To further demonstrate the difference between the earnings of graduates who attened schools in different states, we will conduct an ANOVA test between the earnings of the graduates of the different states.

anova_data <- content %>%
  select(INSTNM, UGDS, STABBR, MD_EARN_WNE_P10) %>%
  mutate(
    MD_EARN_WNE_P10 = as.numeric(MD_EARN_WNE_P10),
    UGDS = as.numeric(UGDS),
    MD_EARN_WNE_P10 = ifelse(is.na(MD_EARN_WNE_P10), 0, MD_EARN_WNE_P10),
    UGDS = ifelse(is.na(UGDS), 0, UGDS)
  ) 
summary(aov(MD_EARN_WNE_P10 ~ STABBR, data = anova_data))
##               Df    Sum Sq   Mean Sq F value Pr(>F)    
## STABBR        58 1.248e+11 2.152e+09   4.548 <2e-16 ***
## Residuals   6484 3.068e+12 4.732e+08                   
## ---
## Signif. codes:  0 '***' 0.001 '**' 0.01 '*' 0.05 '.' 0.1 ' ' 1

After the test, we can see the P-value is smaller than 2e-16, which is less than 0.05. This leads us to reject the null hypothesis and conclude that there’s at least one state where the average earnings are different from the other test.

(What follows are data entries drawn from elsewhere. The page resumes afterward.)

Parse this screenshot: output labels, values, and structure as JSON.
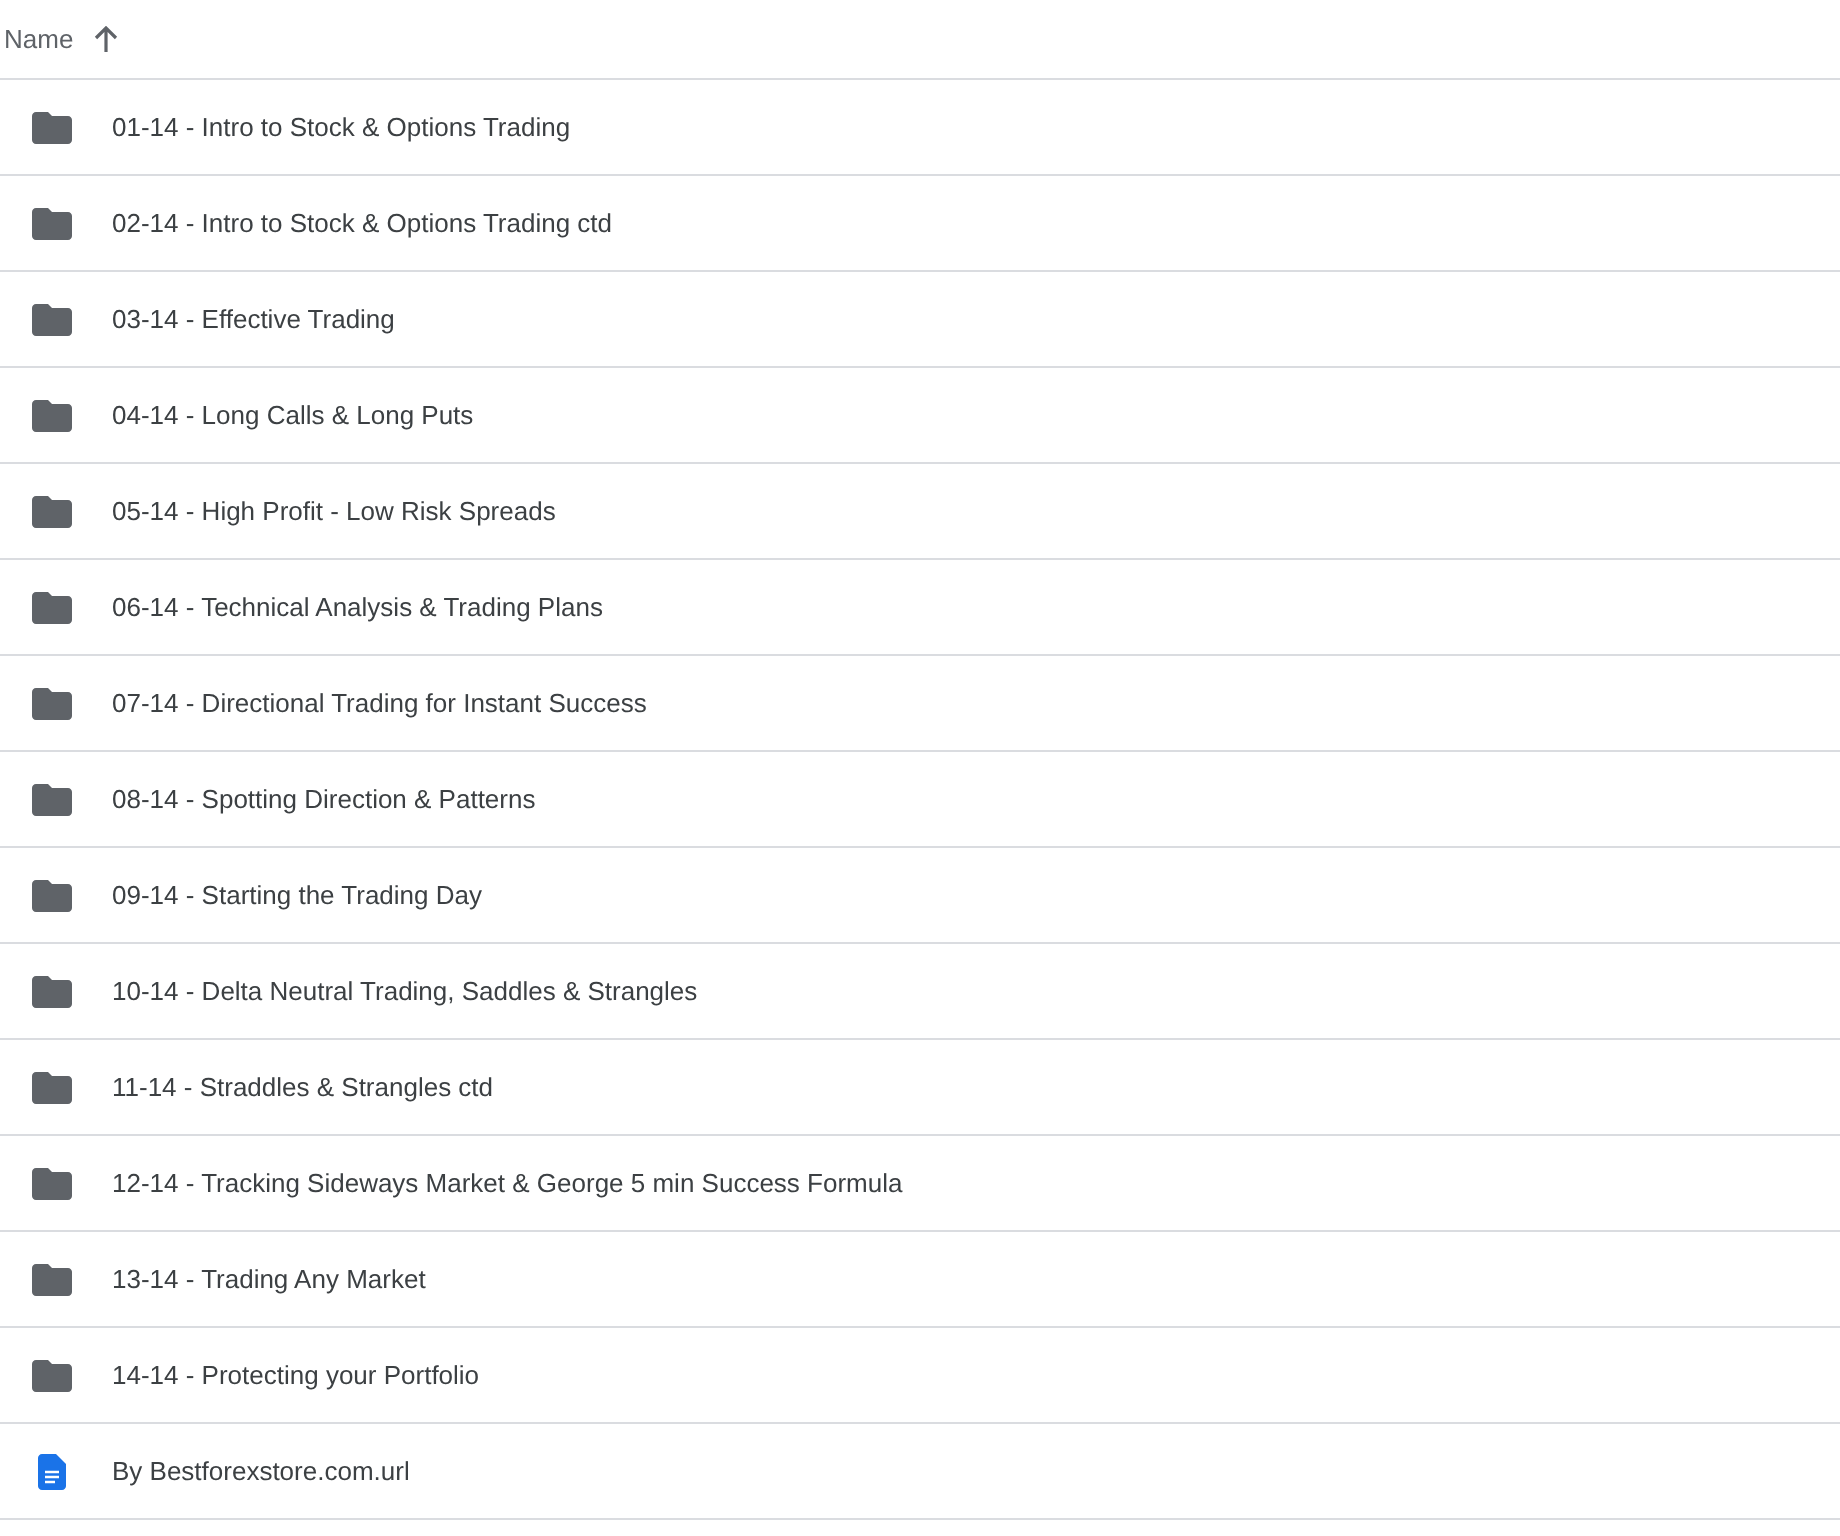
{
  "header": {
    "label": "Name",
    "sort_ascending": true
  },
  "items": [
    {
      "kind": "folder",
      "name": "01-14 - Intro to Stock & Options Trading"
    },
    {
      "kind": "folder",
      "name": "02-14 - Intro to Stock & Options Trading ctd"
    },
    {
      "kind": "folder",
      "name": "03-14 - Effective Trading"
    },
    {
      "kind": "folder",
      "name": "04-14 - Long Calls & Long Puts"
    },
    {
      "kind": "folder",
      "name": "05-14 - High Profit - Low Risk Spreads"
    },
    {
      "kind": "folder",
      "name": "06-14 - Technical Analysis & Trading Plans"
    },
    {
      "kind": "folder",
      "name": "07-14 - Directional Trading for Instant Success"
    },
    {
      "kind": "folder",
      "name": "08-14 - Spotting Direction & Patterns"
    },
    {
      "kind": "folder",
      "name": "09-14 - Starting the Trading Day"
    },
    {
      "kind": "folder",
      "name": "10-14 - Delta Neutral Trading, Saddles & Strangles"
    },
    {
      "kind": "folder",
      "name": "11-14 - Straddles & Strangles ctd"
    },
    {
      "kind": "folder",
      "name": "12-14 - Tracking Sideways Market & George 5 min Success Formula"
    },
    {
      "kind": "folder",
      "name": "13-14 - Trading Any Market"
    },
    {
      "kind": "folder",
      "name": "14-14 - Protecting your Portfolio"
    },
    {
      "kind": "document",
      "name": "By Bestforexstore.com.url"
    }
  ]
}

Therefore, we can conclude that the states of the colleges have a significant impact on the graduates’ earnings 10 years after their enrollment.

6. Conclusion

Financial wise, the regression model suggests that all financial predictors are significant when predicting earnings. In particular, fraction of undergraduates who received a federal Pell grant are negatively related with median earnings. Fraction of undergraduates receiving a federal student loan, net tuition revenue, and median debt are positively related with median earnings. Lastly, type of school is related to median earnings such that private school are negatively related to median earnings compared with public school as the baseline.

In the context of predicting median earnings with selectivity, average SAT scores have a statistically significant positive correlation with earnings. This suggests that institutions with higher SAT scores tend to have graduates with higher median earnings, highlighting the SAT’s predictive value regarding financial outcomes after education. However, the type of control of the institution (public, private nonprofit, or private for-profit) and admission rates, while included in the model, do not show a statistically significant predictive value for earnings.

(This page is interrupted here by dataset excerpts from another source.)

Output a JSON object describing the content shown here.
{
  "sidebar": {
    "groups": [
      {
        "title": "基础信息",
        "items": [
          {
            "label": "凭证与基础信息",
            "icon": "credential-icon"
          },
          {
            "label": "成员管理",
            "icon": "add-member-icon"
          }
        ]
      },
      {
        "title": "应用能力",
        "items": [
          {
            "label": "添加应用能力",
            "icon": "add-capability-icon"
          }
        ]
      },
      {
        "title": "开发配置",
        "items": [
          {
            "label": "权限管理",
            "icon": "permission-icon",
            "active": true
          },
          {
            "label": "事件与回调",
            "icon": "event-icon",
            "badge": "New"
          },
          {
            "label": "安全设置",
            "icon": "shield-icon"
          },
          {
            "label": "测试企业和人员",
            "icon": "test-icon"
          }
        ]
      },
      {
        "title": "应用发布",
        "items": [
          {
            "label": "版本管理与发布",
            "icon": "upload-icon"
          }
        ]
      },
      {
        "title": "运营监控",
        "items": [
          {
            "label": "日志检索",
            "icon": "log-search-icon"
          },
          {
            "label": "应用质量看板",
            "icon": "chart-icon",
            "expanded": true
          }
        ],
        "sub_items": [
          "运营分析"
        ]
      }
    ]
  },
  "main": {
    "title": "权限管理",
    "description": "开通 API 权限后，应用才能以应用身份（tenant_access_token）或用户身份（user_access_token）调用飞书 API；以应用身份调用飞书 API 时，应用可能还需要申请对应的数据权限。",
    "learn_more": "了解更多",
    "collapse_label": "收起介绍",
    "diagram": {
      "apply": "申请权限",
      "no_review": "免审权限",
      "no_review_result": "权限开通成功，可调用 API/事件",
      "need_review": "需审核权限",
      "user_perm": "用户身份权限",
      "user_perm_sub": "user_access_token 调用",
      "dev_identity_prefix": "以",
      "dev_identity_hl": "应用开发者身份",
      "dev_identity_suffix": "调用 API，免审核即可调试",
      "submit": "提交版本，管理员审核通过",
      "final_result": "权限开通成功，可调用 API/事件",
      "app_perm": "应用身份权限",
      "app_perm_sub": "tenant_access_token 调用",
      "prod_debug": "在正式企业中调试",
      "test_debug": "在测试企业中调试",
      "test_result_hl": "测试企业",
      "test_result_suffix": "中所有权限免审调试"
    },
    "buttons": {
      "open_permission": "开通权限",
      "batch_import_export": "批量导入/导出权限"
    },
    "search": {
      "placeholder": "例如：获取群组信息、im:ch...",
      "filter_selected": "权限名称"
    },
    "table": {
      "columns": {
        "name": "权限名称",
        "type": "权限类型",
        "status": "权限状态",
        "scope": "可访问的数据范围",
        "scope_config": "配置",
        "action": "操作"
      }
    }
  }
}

The states and territories where the colleges are located is also a significant predictor of graduates’ earning 10 years past their enrollment, as verified by the ANOVA test. There is a large difference on earning between some states, such as between Washington D.C. and Puerto Rico.

7. Future Work

Some areas for potential further research include how these factors influence graduates’ earning in historical data. We do not have time series data in this dataset, so this question cannot be investigated in our report. Another possible extension on the scope of our research question can include deeper investigation on the variable CONTROL(types of school). We notice that the CONTROL variable is significant in the linear regression model when predicting median earnings with financial related variables. However, it is not significant when predicting with selectivity related variables. To investigate the true beta of CONTROL, we might need a separate linear regression to predict median earning with only CONTROL variable. This gives more accurate estimates of the true relationship between types of school and median earning avoiding errors like overfitting. The statebins map also suffers from insufficient data. For each college, only the information is of median earning, instead of the average earning, of graduates is available for every college. Therefore, the map is showing the average of the median earning of each state. This may not be completely accurate. We would have produced a more accurate map had the data for the average earning of every school been available.